Una governance documentale sostenibile

Scritto da il 21 gennaio 2010 in AMBIENTE - Nessun commento

Secondo la ricerca le aziende europee sottovalutano l’impatto ambientale della governance documentale derivante da processi di stampa inefficienti e i manager europei perdono opportunità concrete per ridurre l’impatto ambientale e promuovere l’efficienza aziendale grazie a una governance documentale sostenibile.

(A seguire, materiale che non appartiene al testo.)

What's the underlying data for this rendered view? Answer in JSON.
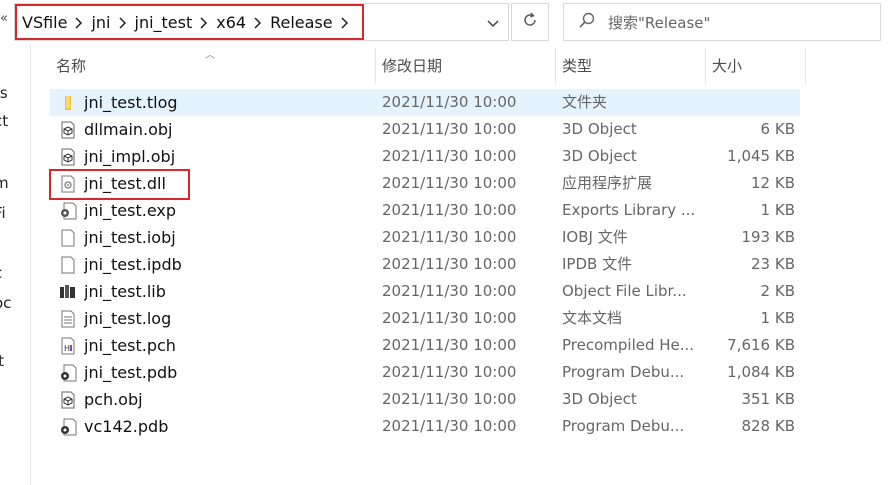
{
  "breadcrumb": {
    "overflow": "«",
    "items": [
      "VSfile",
      "jni",
      "jni_test",
      "x64",
      "Release"
    ]
  },
  "search": {
    "placeholder": "搜索\"Release\""
  },
  "columns": {
    "name": "名称",
    "date": "修改日期",
    "type": "类型",
    "size": "大小"
  },
  "left_pane_fragments": [
    "ts",
    "ct",
    "m",
    "Fi",
    "c",
    "oc",
    "it"
  ],
  "files": [
    {
      "name": "jni_test.tlog",
      "date": "2021/11/30 10:00",
      "type": "文件夹",
      "size": "",
      "icon": "folder-icon",
      "selected": true
    },
    {
      "name": "dllmain.obj",
      "date": "2021/11/30 10:00",
      "type": "3D Object",
      "size": "6 KB",
      "icon": "3d-object-icon"
    },
    {
      "name": "jni_impl.obj",
      "date": "2021/11/30 10:00",
      "type": "3D Object",
      "size": "1,045 KB",
      "icon": "3d-object-icon"
    },
    {
      "name": "jni_test.dll",
      "date": "2021/11/30 10:00",
      "type": "应用程序扩展",
      "size": "12 KB",
      "icon": "dll-icon"
    },
    {
      "name": "jni_test.exp",
      "date": "2021/11/30 10:00",
      "type": "Exports Library ...",
      "size": "1 KB",
      "icon": "gear-file-icon"
    },
    {
      "name": "jni_test.iobj",
      "date": "2021/11/30 10:00",
      "type": "IOBJ 文件",
      "size": "193 KB",
      "icon": "blank-file-icon"
    },
    {
      "name": "jni_test.ipdb",
      "date": "2021/11/30 10:00",
      "type": "IPDB 文件",
      "size": "23 KB",
      "icon": "blank-file-icon"
    },
    {
      "name": "jni_test.lib",
      "date": "2021/11/30 10:00",
      "type": "Object File Libr...",
      "size": "2 KB",
      "icon": "library-icon"
    },
    {
      "name": "jni_test.log",
      "date": "2021/11/30 10:00",
      "type": "文本文档",
      "size": "1 KB",
      "icon": "text-file-icon"
    },
    {
      "name": "jni_test.pch",
      "date": "2021/11/30 10:00",
      "type": "Precompiled He...",
      "size": "7,616 KB",
      "icon": "header-file-icon"
    },
    {
      "name": "jni_test.pdb",
      "date": "2021/11/30 10:00",
      "type": "Program Debu...",
      "size": "1,084 KB",
      "icon": "pdb-file-icon"
    },
    {
      "name": "pch.obj",
      "date": "2021/11/30 10:00",
      "type": "3D Object",
      "size": "351 KB",
      "icon": "3d-object-icon"
    },
    {
      "name": "vc142.pdb",
      "date": "2021/11/30 10:00",
      "type": "Program Debu...",
      "size": "828 KB",
      "icon": "pdb-file-icon"
    }
  ]
}
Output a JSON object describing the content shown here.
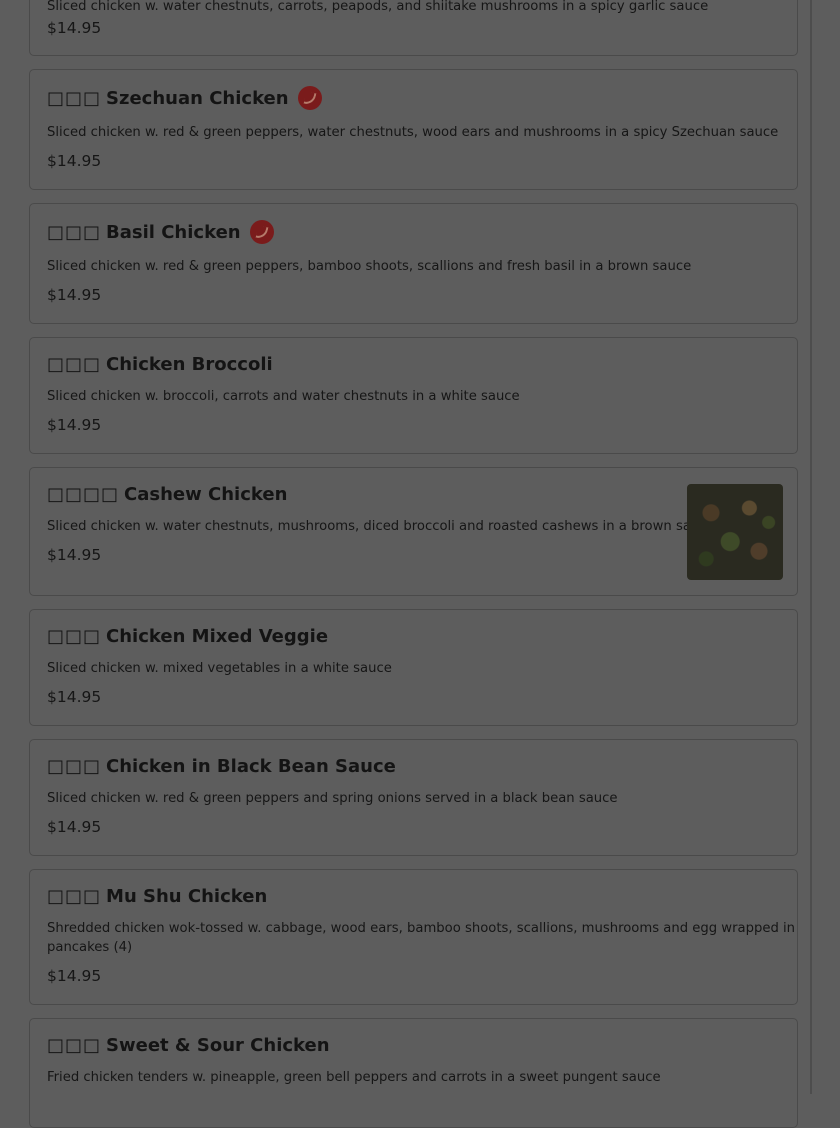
{
  "menu_items": [
    {
      "chinese": "",
      "name": "",
      "description": "Sliced chicken w. water chestnuts, carrots, peapods, and shiitake mushrooms in a spicy garlic sauce",
      "price": "$14.95",
      "spicy": false
    },
    {
      "chinese": "□□□",
      "name": "Szechuan Chicken",
      "description": "Sliced chicken w. red & green peppers, water chestnuts, wood ears and mushrooms in a spicy Szechuan sauce",
      "price": "$14.95",
      "spicy": true
    },
    {
      "chinese": "□□□",
      "name": "Basil Chicken",
      "description": "Sliced chicken w. red & green peppers, bamboo shoots, scallions and fresh basil in a brown sauce",
      "price": "$14.95",
      "spicy": true
    },
    {
      "chinese": "□□□",
      "name": "Chicken Broccoli",
      "description": "Sliced chicken w. broccoli, carrots and water chestnuts in a white sauce",
      "price": "$14.95",
      "spicy": false
    },
    {
      "chinese": "□□□□",
      "name": "Cashew Chicken",
      "description": "Sliced chicken w. water chestnuts, mushrooms, diced broccoli and roasted cashews in a brown sauce",
      "price": "$14.95",
      "spicy": false,
      "has_image": true
    },
    {
      "chinese": "□□□",
      "name": "Chicken Mixed Veggie",
      "description": "Sliced chicken w. mixed vegetables in a white sauce",
      "price": "$14.95",
      "spicy": false
    },
    {
      "chinese": "□□□",
      "name": "Chicken in Black Bean Sauce",
      "description": "Sliced chicken w. red & green peppers and spring onions served in a black bean sauce",
      "price": "$14.95",
      "spicy": false
    },
    {
      "chinese": "□□□",
      "name": "Mu Shu Chicken",
      "description_line1": "Shredded chicken wok-tossed w. cabbage, wood ears, bamboo shoots, scallions, mushrooms and egg wrapped in",
      "description_line2": "pancakes (4)",
      "price": "$14.95",
      "spicy": false
    },
    {
      "chinese": "□□□",
      "name": "Sweet & Sour Chicken",
      "description": "Fried chicken tenders w. pineapple, green bell peppers and carrots in a sweet pungent sauce",
      "price": "",
      "spicy": false
    }
  ],
  "colors": {
    "overlay_bg": "#5d5d5d",
    "text": "#161616",
    "spicy_badge": "#7a1b1b"
  },
  "icons": {
    "spicy": "chili-pepper-icon"
  }
}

Le differenze sono nette da Paese a Paese.

La ricerca di Ricoh ha evidenziato che solo una minoranza tra le aziende europee intervistate stabilisce obiettivi e analizza le implicazioni ambientali della governance documentale, tra cui l’efficienza energetica e il riciclo: il 67% dei top manager stabilisce obiettivi di costo per la governance documentale, e solo il 41% degli intervistati definisce dei target correlati alla riduzione dell’impatto ambientale. Questo suggerisce che i manager europei sottovalutano i benefici per la sostenibilità aziendale connessi all’implementazione di strategie per il contenimento dei costi. Inoltre, è importante sottolineare che, alla luce di quanto sopra, molte aziende troveranno difficile migliorare in maniera continuativa la sostenibilità dinanzi all’assenza di processi coerenti di misurazione e di revisione.

Nella maggior parte delle organizzazioni, la responsabilità per la governance documentale è decentrata e frammentata: solo il 39% degli intervistati dichiara di aver attuato una strategia aziendale in tal senso. Questo significa che vengono trascurati anche gli interventi più semplici, che potrebbero generare un impatto positivo immediato sulla sostenibilità. I risultati salienti dello studio evidenziano che:

  • Il 32% dei manager afferma che l’uso della stampa in fronte-retro (ossia su entrambi i lati del foglio) è lasciato a completa discrezione dei dipendenti, e solo il 18% degli intervistati ha definito precise procedure in tal senso nella propria azienda.
  • Quasi metà (47%) dei manager europei non conosce le procedure aziendali in tema di riciclo, e il 40% non è al corrente della prassi per il riciclo dei toner.
  • Quando ai manager è stato chiesto se i dipendenti valutassero l’impatto ambientale al momento di stampare i documenti, gli intervistati hanno assegnato al personale un punteggio di 5,5 su una scala compresa tra 10 (prestano attenzione a questo tema) e 1 (non prestano affatto attenzione a questo tema).

Grazie ai servizi di consulenza Pay Per Page Green forniti da Ricoh, in tutta Europa le aziende stanno incrementando la loro redditività, riducendo simultaneamente l’impatto sull’ambiente:

  • in Olanda, un’organizzazione del settore pubblico ha ridotto del 75% i consumi energetici, e del 10,3% quelli cartacei
  • in Germania, una casa automobilistica stima di poter risparmiare 920.000 Euro nel corso del contratto, oltre ad aver ridotto i consumi di carta di 3.388 tonnellate e le emissioni di CO2 di 4.934 tonnellate,
  • in Francia, un’azienda automobilistica sta registrando risparmi annui di 160.000 Euro grazie a consumi energetici ridotti di oltre 535.000 kWh
  • una società farmaceutica con sedi in Italia valuta di poter risparmiare il 27,8% del fabbisogno annuo di kWh e il 10,3% di consumi cartacei, riducendo del 15,8% l’impatto ambientale complessivo.